During boot, the GPU measures ("hashes") its firmware. For remote attestation, the GPU signs its firmware measurement together with some Diffie-Hellmann parameters. Typically, this is verified by the CUDA driver in the confidential VM (CVM) that the GPU is attached to. Verification can be done offline, as well as with the help of the Nvidia Remote Attestation Services (NRAS). After successful verification, the verifier uses the Diffie-Hellmann parameters to establish a shared symmetric session key with the GPU.
As the CPU prevents the GPU from directly accessing a CVM's memory, CVM and GPU communicate via a shared memory region outside the CVM. They use AES-GCM with the session key to protect this communication against the host system. The GPU transparently copies and decrypts all inputs to its internal memory. From then onwards, everything runs in plaintext inside the GPU. This encrypted communication between CVM and GPU appears to be the main source of overhead.
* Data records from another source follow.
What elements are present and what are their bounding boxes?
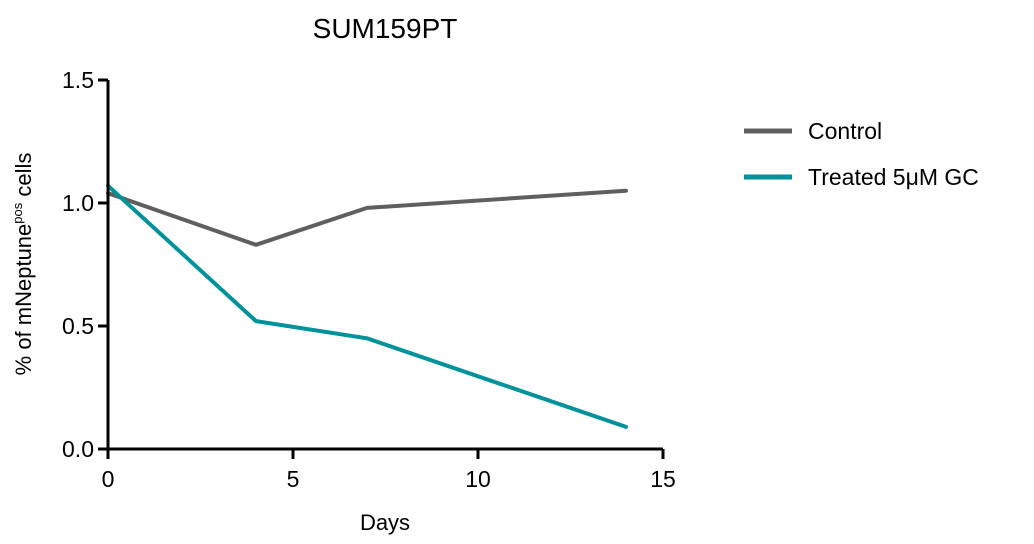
- y-axis-label-main: % of mNeptune: [11, 224, 36, 376]
- y-axis-label: % of mNeptunepos cells: [10, 153, 36, 376]
- legend-label-0: Control: [808, 118, 882, 144]
- chart-title: SUM159PT: [313, 13, 458, 44]
- legend: Control Treated 5μM GC: [744, 118, 979, 190]
- x-axis-label: Days: [360, 510, 410, 535]
- y-tick-label-1: 0.5: [62, 313, 94, 339]
- series-layer: [106, 183, 628, 429]
- y-tick-label-3: 1.5: [62, 67, 94, 93]
- x-tick-label-2: 10: [465, 466, 491, 492]
- x-tick-label-3: 15: [650, 466, 676, 492]
- series-line-1: [106, 183, 628, 429]
- y-axis-label-suffix: cells: [11, 153, 36, 203]
- y-tick-label-0: 0.0: [62, 436, 94, 462]
- x-tick-label-0: 0: [102, 466, 115, 492]
- x-tick-label-1: 5: [287, 466, 300, 492]
- tick-layer: 0 5 10 15 0.0 0.5 1.0 1.5: [62, 67, 676, 492]
- legend-label-1: Treated 5μM GC: [808, 164, 979, 190]
- y-axis-label-superscript: pos: [10, 202, 25, 223]
- plot-area: 0 5 10 15 0.0 0.5 1.0 1.5: [62, 67, 676, 492]
- series-line-0: [106, 188, 628, 247]
- y-tick-label-2: 1.0: [62, 190, 94, 216]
Further, a H100 in confidential-computing mode will block direct access to its internal memory and disable performance counters, which could be used for side-channel attacks.
Together, remote attestation, encrypted communication, and memory isolation provide everything that's required to extend a confidential-computing environment from a CVM or a secure enclave to a GPU. However, note that the H100 does not implement runtime encryption for its on-card memory.